Вскоре после приезда домой мне предложили работу в одном институте. По правде говоря, я обрадовался. Во-первых, я и до войны работал в этом институте, прекрасно знал всех преподавателей; во-вторых, такая работа была мне по душе: я любил заниматься со студентами.

Однако теперь, в условиях войны, институт явился мне как бы в новом обличье. Стиль работы совершенно изме­нился. Лозунг партии: "Все для фронта, все для победы" - был священным, стал программой нашей работы, нашей жизни.

Естественно, что нам было уже не до классных жур­налов, не до выискивания ошибок в студенческих тетрадях. На это просто не хватало времени. Мы копали окопы, дежурили на крышах домов во время воздушных налетов, ездили на вокзал встречать эвакуированных. Мы проводили беседы, концерты, лекции в госпиталях, школах, домоуправлениях, прямо на вокзалах, в вагонах эшелонов, в аэропорту, в готовящихся к отлету самолетах. А по вечерам занимались военным делом, чтобы в нужную минуту взять в руки оружие.

Многие из моих читателей, конечно, помнят, а те, кто помоложе, знают по рассказам, какие это были тяжелые времена. Служащие получали пятьсот, а иждивенцы, так называли тех, кто не работал, всего триста граммов хлеба в день. Люди едва успевали получить паек, как тут же съедали хлеб, запивая пустым чаем, и с нетерпением ждали выдачи завтрашней нормы. Потеря хлебной карточки была трагедией.

Однажды я встретил старого друга.

- О, здравствуй! Как дела? Что слышно в институте? Как настроение?

- Э, - я махнул рукой, - дела, как у всех, настроение такое же, а в институте... Сам понимаешь!..

Друг опустил голову, помолчал. Да и что он мог сказать? Так было везде. По всей стране. А во многих городах положение было куда тяжелее, чем у нас.

И вдруг в один прекрасный день директор института радостно сказал:

- Приятные новости! Решением правительства научным работникам назначены дополнительные нормы продо­вольствия, почти равные фронтовым.

В горкоме партии директору говорили: "Страна пережи­вает тяжелые, очень тяжелые дни. И если партия и прави­тельство в такое время находят нужным выделить большие продовольственные ресурсы ученым, то в первую очередь настоящим ученым. Будьте бдительны. Тщательно прове­ряйте все документы каждого работника. Случайные люди не должны извлечь выгоду из этого постановления. Чтоб ни один недостойный человек не мог погреть руки у этого большого пирога!"

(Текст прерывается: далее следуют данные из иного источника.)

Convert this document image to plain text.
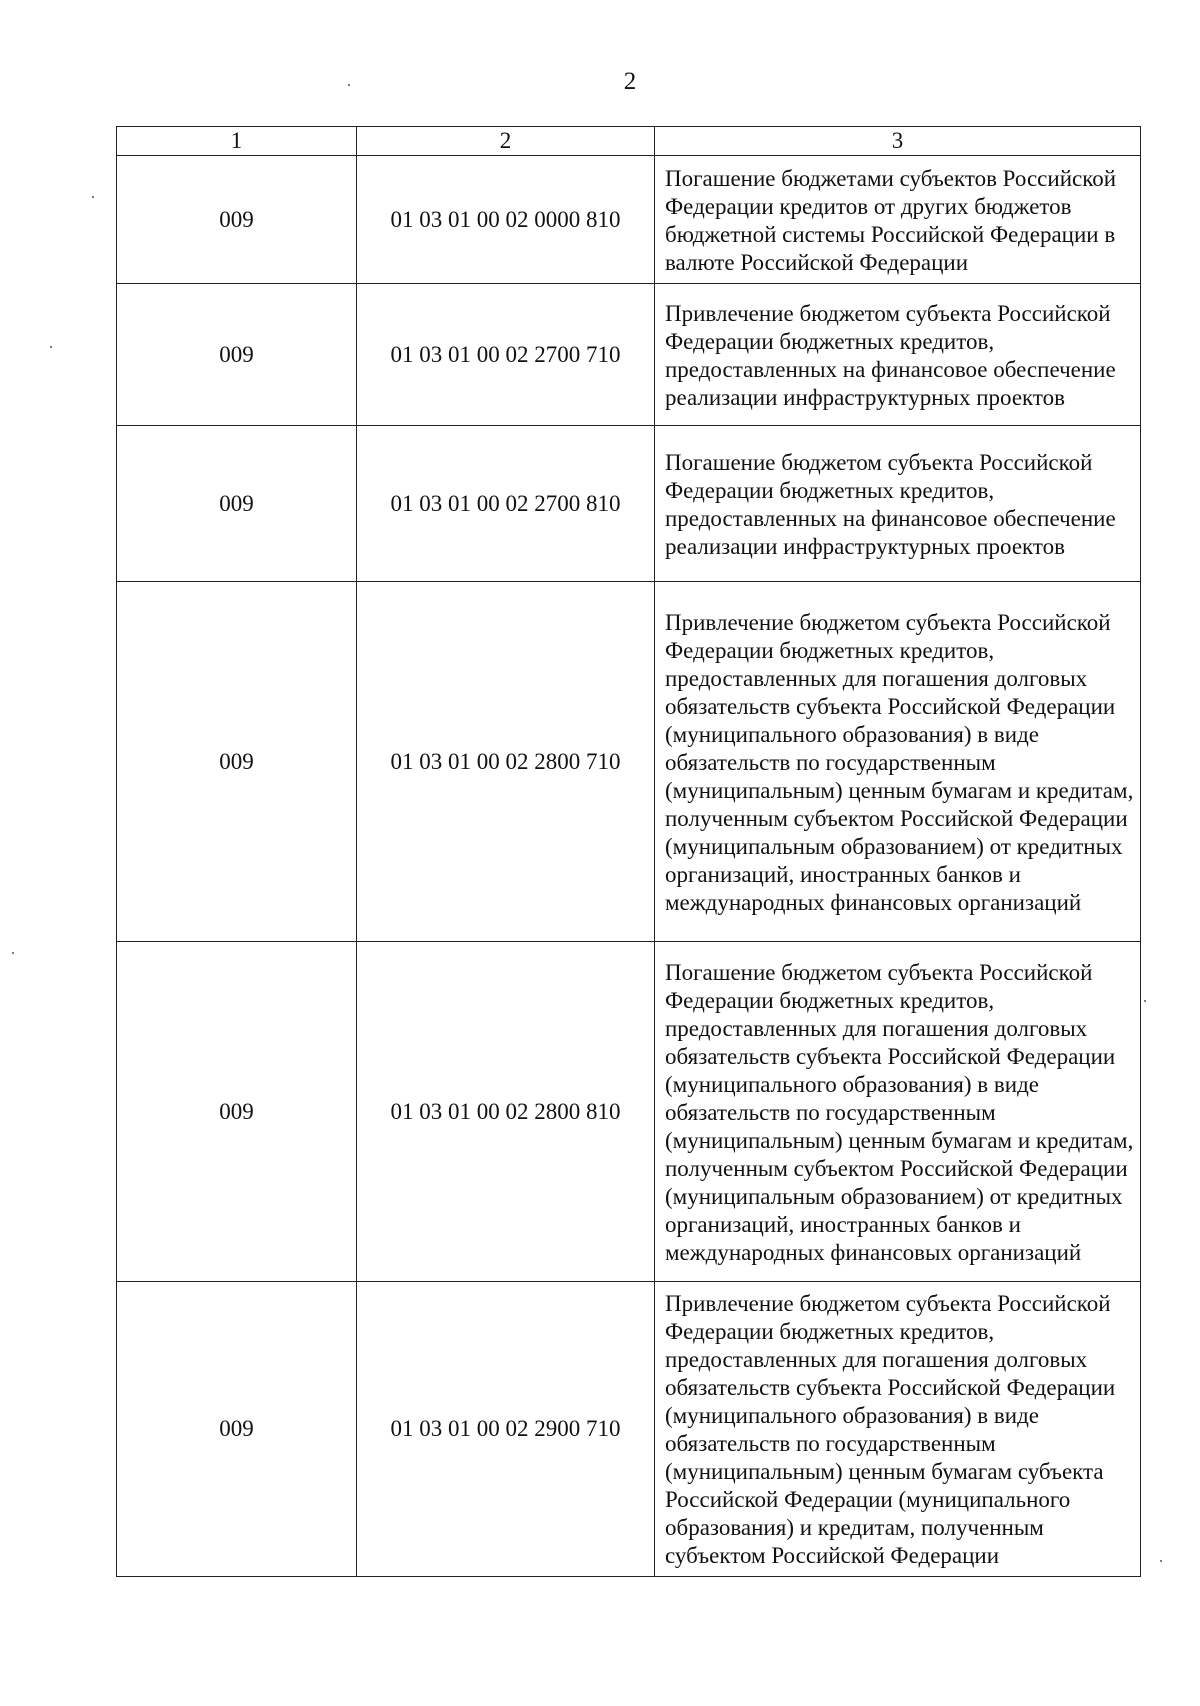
2
1	2	3
009	01 03 01 00 02 0000 810	Погашение бюджетами субъектов Российской Федерации кредитов от других бюджетов бюджетной системы Российской Федерации в валюте Российской Федерации
009	01 03 01 00 02 2700 710	Привлечение бюджетом субъекта Российской Федерации бюджетных кредитов, предоставленных на финансовое обеспечение реализации инфраструктурных проектов
009	01 03 01 00 02 2700 810	Погашение бюджетом субъекта Российской Федерации бюджетных кредитов, предоставленных на финансовое обеспечение реализации инфраструктурных проектов
009	01 03 01 00 02 2800 710	Привлечение бюджетом субъекта Российской Федерации бюджетных кредитов, предоставленных для погашения долговых обязательств субъекта Российской Федерации (муниципального образования) в виде обязательств по государственным (муниципальным) ценным бумагам и кредитам, полученным субъектом Российской Федерации (муниципальным образованием) от кредитных организаций, иностранных банков и международных финансовых организаций
009	01 03 01 00 02 2800 810	Погашение бюджетом субъекта Российской Федерации бюджетных кредитов, предоставленных для погашения долговых обязательств субъекта Российской Федерации (муниципального образования) в виде обязательств по государственным (муниципальным) ценным бумагам и кредитам, полученным субъектом Российской Федерации (муниципальным образованием) от кредитных организаций, иностранных банков и международных финансовых организаций
009	01 03 01 00 02 2900 710	Привлечение бюджетом субъекта Российской Федерации бюджетных кредитов, предоставленных для погашения долговых обязательств субъекта Российской Федерации (муниципального образования) в виде обязательств по государственным (муниципальным) ценным бумагам субъекта Российской Федерации (муниципального образования) и кредитам, полученным субъектом Российской Федерации
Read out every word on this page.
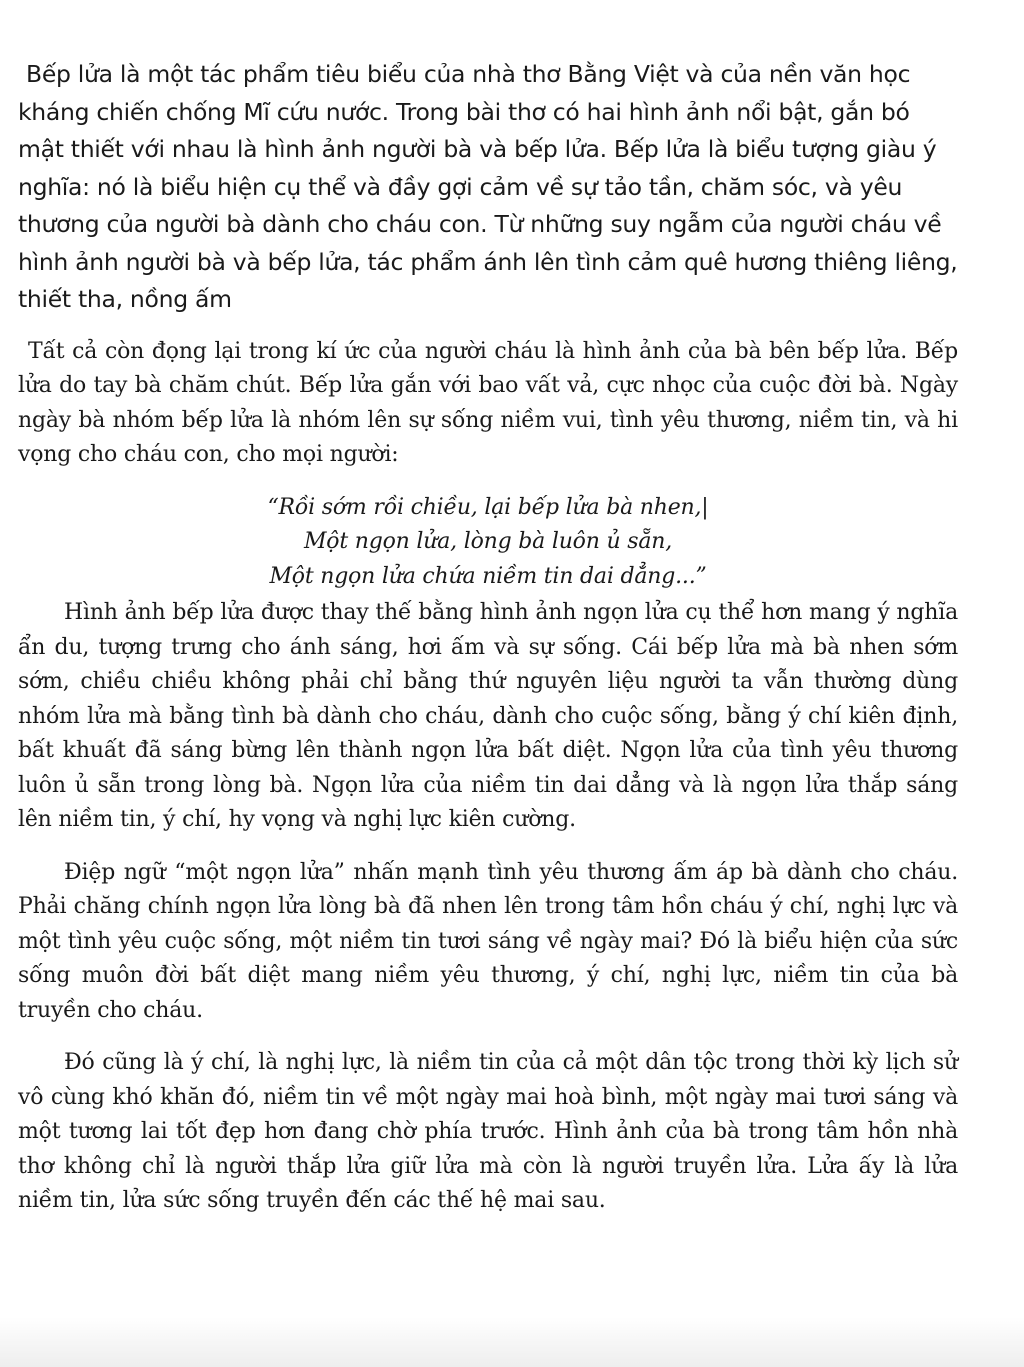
Bếp lửa là một tác phẩm tiêu biểu của nhà thơ Bằng Việt và của nền văn học kháng chiến chống Mĩ cứu nước. Trong bài thơ có hai hình ảnh nổi bật, gắn bó mật thiết với nhau là hình ảnh người bà và bếp lửa. Bếp lửa là biểu tượng giàu ý nghĩa: nó là biểu hiện cụ thể và đầy gợi cảm về sự tảo tần, chăm sóc, và yêu thương của người bà dành cho cháu con. Từ những suy ngẫm của người cháu về hình ảnh người bà và bếp lửa, tác phẩm ánh lên tình cảm quê hương thiêng liêng, thiết tha, nồng ấm

Tất cả còn đọng lại trong kí ức của người cháu là hình ảnh của bà bên bếp lửa. Bếp lửa do tay bà chăm chút. Bếp lửa gắn với bao vất vả, cực nhọc của cuộc đời bà. Ngày ngày bà nhóm bếp lửa là nhóm lên sự sống niềm vui, tình yêu thương, niềm tin, và hi vọng cho cháu con, cho mọi người:

“Rồi sớm rồi chiều, lại bếp lửa bà nhen,|
Một ngọn lửa, lòng bà luôn ủ sẵn,
Một ngọn lửa chứa niềm tin dai dẳng...”

Hình ảnh bếp lửa được thay thế bằng hình ảnh ngọn lửa cụ thể hơn mang ý nghĩa ẩn du, tượng trưng cho ánh sáng, hơi ấm và sự sống. Cái bếp lửa mà bà nhen sớm sớm, chiều chiều không phải chỉ bằng thứ nguyên liệu người ta vẫn thường dùng nhóm lửa mà bằng tình bà dành cho cháu, dành cho cuộc sống, bằng ý chí kiên định, bất khuất đã sáng bừng lên thành ngọn lửa bất diệt. Ngọn lửa của tình yêu thương luôn ủ sẵn trong lòng bà. Ngọn lửa của niềm tin dai dẳng và là ngọn lửa thắp sáng lên niềm tin, ý chí, hy vọng và nghị lực kiên cường.

Điệp ngữ “một ngọn lửa” nhấn mạnh tình yêu thương ấm áp bà dành cho cháu. Phải chăng chính ngọn lửa lòng bà đã nhen lên trong tâm hồn cháu ý chí, nghị lực và một tình yêu cuộc sống, một niềm tin tươi sáng về ngày mai? Đó là biểu hiện của sức sống muôn đời bất diệt mang niềm yêu thương, ý chí, nghị lực, niềm tin của bà truyền cho cháu.

Đó cũng là ý chí, là nghị lực, là niềm tin của cả một dân tộc trong thời kỳ lịch sử vô cùng khó khăn đó, niềm tin về một ngày mai hoà bình, một ngày mai tươi sáng và một tương lai tốt đẹp hơn đang chờ phía trước. Hình ảnh của bà trong tâm hồn nhà thơ không chỉ là người thắp lửa giữ lửa mà còn là người truyền lửa. Lửa ấy là lửa niềm tin, lửa sức sống truyền đến các thế hệ mai sau.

В тот же вечер мы приступили к проверке личных дел всех сотрудников и составлению списков. Всех, кто работал у нас в институте, - от профессоров до лаборантов - я знал. Некоторые были моими учителями, многих я учил сам. Так или иначе, работая здесь чуть ли не со дня основания инсти­тута, я знал коллектив гораздо лучше, чем наш молодой секретарь месткома Алышан.

В те годы, чего уж там греха таить, бумагам, анкетам, удосто­вере­ниям, дипломам, характеристикам верили значи­тельно больше, чем человеку. Бывало, на простой вопрос: "Что вы скажете о таком-то?" - руководитель учреждения, напуская на себя глубокомысленный вид, таинственно изрекал: "Проверим анкеты, тогда и посмотрим".

День ото дня умножались ряды железных шкафов, сейфов, угрюмые делопроизводители и работники отдела кадров, охраняли их, как укрепленную крепость.

Вот в таких-то условиях мы, копошась среди запыленных папок с полуистлевшими листками, должны были составить список ученых, достойных получать "усиленное дополни­тельное питание", как тогда называли продовольственный лимит.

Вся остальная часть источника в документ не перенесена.